Contrato privado de compraventa
The private purchase contract that formalises the off-plan sale before completion at the notary.
Aval bancario
The bank guarantee securing your pre-completion payments, returnable with interest if the project is not delivered.
Licencia de obras
The municipal build licence that legally permits construction to proceed.
Memoria de calidades
The written specification listing the materials, systems, and finishes the developer commits to.
Licencia de primera ocupación
The licence of first occupation, confirming the building is finished and habitable, required before completion.

Common questions

Is my deposit safe if the developer goes bankrupt?

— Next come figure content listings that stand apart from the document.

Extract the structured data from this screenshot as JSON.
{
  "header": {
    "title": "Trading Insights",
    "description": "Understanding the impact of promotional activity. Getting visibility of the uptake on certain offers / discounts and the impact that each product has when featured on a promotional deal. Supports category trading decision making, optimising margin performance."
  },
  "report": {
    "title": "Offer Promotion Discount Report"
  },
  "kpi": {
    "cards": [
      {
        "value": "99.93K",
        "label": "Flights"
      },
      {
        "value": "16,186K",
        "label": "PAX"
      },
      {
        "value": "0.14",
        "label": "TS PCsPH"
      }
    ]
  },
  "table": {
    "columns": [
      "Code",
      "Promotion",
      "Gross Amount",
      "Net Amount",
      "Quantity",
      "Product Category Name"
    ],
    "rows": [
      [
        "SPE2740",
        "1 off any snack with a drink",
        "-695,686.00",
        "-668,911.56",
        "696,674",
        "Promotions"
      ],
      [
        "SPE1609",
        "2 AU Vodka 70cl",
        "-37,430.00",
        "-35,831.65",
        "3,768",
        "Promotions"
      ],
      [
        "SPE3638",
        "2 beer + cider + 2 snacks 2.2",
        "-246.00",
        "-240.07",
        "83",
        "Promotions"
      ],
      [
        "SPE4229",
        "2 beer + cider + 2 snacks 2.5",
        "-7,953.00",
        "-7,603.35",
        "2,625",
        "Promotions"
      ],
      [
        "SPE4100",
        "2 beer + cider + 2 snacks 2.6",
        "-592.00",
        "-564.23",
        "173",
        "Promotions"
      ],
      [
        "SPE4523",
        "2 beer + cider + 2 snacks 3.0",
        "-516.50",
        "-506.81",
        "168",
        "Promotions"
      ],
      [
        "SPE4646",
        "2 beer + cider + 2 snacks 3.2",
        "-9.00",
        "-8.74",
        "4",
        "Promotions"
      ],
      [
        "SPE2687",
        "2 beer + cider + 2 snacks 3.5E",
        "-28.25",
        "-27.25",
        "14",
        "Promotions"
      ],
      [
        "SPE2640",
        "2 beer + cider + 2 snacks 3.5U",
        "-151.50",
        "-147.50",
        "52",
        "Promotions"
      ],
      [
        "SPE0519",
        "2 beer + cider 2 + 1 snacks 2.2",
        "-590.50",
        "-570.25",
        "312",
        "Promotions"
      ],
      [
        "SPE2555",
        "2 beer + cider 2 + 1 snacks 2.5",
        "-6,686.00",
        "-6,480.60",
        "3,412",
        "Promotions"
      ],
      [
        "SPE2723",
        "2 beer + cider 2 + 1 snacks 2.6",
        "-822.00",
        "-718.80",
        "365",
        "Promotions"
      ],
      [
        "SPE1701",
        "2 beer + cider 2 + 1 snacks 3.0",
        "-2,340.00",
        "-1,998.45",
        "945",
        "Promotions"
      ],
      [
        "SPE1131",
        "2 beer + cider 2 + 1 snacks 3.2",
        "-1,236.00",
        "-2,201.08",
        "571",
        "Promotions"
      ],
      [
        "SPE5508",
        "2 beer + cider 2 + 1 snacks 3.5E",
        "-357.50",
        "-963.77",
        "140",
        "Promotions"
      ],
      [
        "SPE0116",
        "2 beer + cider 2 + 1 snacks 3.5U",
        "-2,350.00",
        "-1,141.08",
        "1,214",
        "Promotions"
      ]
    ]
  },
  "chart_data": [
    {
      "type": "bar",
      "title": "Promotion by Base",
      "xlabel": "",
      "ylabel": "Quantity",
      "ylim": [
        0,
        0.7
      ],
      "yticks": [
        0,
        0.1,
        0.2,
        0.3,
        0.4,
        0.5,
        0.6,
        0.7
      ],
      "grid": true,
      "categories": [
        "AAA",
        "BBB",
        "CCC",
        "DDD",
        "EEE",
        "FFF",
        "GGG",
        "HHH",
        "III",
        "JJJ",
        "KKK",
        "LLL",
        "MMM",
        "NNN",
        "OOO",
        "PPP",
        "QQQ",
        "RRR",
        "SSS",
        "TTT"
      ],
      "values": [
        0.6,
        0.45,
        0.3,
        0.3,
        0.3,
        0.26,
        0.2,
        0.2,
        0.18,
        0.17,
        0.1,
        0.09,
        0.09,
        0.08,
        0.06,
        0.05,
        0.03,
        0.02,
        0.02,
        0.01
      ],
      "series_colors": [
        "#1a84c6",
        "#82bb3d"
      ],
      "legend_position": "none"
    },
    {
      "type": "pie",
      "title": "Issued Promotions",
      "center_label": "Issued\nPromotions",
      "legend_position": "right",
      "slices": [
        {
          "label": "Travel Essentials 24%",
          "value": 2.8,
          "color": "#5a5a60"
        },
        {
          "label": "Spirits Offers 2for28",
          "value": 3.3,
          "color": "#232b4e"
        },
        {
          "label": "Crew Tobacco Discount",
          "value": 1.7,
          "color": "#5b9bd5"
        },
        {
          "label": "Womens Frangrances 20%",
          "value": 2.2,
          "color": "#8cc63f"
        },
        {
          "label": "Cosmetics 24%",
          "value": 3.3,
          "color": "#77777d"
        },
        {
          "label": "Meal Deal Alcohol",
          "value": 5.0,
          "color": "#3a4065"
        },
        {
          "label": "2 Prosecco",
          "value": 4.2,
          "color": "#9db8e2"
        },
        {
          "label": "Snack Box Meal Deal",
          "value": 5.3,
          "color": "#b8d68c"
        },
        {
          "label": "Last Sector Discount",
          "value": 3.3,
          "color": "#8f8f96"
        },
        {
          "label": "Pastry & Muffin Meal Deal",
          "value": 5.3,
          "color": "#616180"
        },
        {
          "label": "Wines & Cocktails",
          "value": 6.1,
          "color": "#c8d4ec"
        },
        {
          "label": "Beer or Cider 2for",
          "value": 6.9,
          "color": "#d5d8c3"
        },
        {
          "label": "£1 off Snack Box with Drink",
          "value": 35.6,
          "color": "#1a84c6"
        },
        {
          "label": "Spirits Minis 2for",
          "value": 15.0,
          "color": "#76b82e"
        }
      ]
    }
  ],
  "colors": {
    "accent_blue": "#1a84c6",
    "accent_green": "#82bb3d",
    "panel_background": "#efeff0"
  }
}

It should be, provided your pre-completion payments are covered by a bank guarantee or insurance policy in your name, as Spanish law requires. If the developer fails to deliver, you claim against the guarantee for your money plus statutory interest. The protection only works if the guarantee actually exists for your unit, so ask for the certificate before you pay, not after.

What happens if the property is finished late?

Delay is common, and what it costs you depends on the contract. Most contracts allow the developer a grace period before any penalty applies, then set out penalties and, beyond a certain point, your right to withdraw and reclaim your money. Read those clauses before signing, and plan your finances around a completion date later than the one marketed.

How much do I need to pay before completion?

Typically between 30 and 50 per cent across the reservation, contract deposit, and construction-stage instalments, with the balance at completion. The exact split varies by developer, and some front-load payments more than others. Every pre-completion payment should be made into the guaranteed account and protected, so confirm that before each instalment.

Why pay for an architect review if the developer already provides plans?

The developer's plans and specification are written to sell the property, and they leave out or soften the things that are costly to change later. An independent architect reads the real ceiling heights, build quality, orientation, and glazing and insulation specification, and tells you whether the spec matches the price. Done before you reserve, it is also the cheapest point to negotiate changes, while the building is still on paper.